I probably under appreciated the podcast until very recently when I decided to join the rest of the world and listen to Serial. Because I am such a visual person I didn’t really understand what the fuss would be all about but, willing to give it a go, I started the first episode and, rapidly, was hooked. I listened to the entire podcast series within around two days, an impressive feat given that collectively the series covers over ten hours of content.

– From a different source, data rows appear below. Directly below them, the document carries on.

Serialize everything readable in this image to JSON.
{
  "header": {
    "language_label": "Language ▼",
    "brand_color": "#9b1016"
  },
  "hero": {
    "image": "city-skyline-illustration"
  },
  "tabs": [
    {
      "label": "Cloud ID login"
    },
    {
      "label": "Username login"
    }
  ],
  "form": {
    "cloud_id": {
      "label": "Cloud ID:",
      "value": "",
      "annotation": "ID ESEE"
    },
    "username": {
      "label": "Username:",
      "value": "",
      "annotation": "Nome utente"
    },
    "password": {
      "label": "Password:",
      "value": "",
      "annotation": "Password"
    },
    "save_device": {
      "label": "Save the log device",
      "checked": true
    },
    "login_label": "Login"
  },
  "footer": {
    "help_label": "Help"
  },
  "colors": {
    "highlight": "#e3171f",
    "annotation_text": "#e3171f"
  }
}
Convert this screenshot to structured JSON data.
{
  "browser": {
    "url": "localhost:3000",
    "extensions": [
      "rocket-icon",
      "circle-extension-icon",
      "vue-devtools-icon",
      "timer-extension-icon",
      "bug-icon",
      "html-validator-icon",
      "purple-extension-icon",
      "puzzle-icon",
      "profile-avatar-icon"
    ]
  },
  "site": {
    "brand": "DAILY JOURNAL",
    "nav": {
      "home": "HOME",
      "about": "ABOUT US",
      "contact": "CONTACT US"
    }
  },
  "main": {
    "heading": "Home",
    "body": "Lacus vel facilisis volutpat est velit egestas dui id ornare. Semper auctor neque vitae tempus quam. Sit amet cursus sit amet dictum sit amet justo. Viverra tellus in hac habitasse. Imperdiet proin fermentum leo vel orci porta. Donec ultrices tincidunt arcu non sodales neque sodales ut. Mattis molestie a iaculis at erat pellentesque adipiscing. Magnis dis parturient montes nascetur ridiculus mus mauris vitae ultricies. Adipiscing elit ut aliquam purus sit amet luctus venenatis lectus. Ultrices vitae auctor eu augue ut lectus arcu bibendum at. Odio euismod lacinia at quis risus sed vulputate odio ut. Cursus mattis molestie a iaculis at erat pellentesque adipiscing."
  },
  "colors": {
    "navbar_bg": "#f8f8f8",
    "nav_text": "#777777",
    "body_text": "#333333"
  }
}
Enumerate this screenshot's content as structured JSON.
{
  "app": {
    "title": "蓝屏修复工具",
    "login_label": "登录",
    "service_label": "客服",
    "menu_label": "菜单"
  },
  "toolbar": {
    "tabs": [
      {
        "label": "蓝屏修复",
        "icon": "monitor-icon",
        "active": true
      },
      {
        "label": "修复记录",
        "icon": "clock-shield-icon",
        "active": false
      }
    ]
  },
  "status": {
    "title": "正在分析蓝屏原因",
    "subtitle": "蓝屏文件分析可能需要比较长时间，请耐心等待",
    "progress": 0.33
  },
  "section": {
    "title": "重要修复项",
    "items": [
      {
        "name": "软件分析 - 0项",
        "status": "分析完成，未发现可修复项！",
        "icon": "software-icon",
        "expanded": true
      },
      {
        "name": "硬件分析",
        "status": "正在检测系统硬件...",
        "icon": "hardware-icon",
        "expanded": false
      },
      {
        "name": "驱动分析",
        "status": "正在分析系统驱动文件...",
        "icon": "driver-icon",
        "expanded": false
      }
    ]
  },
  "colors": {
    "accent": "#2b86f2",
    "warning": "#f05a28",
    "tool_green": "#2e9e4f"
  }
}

What separated Serial from other podcasts that I had listened to beforehand was its going beyond being purely another mode of mere information or discussion of ideas. Podcasts that are information or discussion-driven aren’t invalid as potentially riveting or entertaining sources of media. But, after a while, they can become dry and repetitive. Rather Serial pulled the audience in by, in my opinion, basing the entire series on a gripping and fist-clenching narrative. There was a “beginning” that was established early on, a “conclusion” (of sorts) at the end and a mass “middle” that unravelled much of the story along the way.

The producers also went beyond the standard “two people sitting in a room talking” podcast experience and set the story up so that the audience felt as though we were unravelling it with them. They travelled between multiple locations and incorporated evidence of this into what we could hear as well as featured atmospheric music to add another dimension into the podcast. The narrator also produced the episodes progressively so that we were experiencing the events and characters as she was, and not retrospectively.

The elements of the series that hooked me in and retained my attention highlight what an incredible, albeit under-appreciated, medium the podcast is. Often falsely perceived purely as an “information” telling device, the podcast can create and communicate a story as fluently and as powerfully as any other vehicle for story telling, the possibilities with what we can make of this mode almost limitless.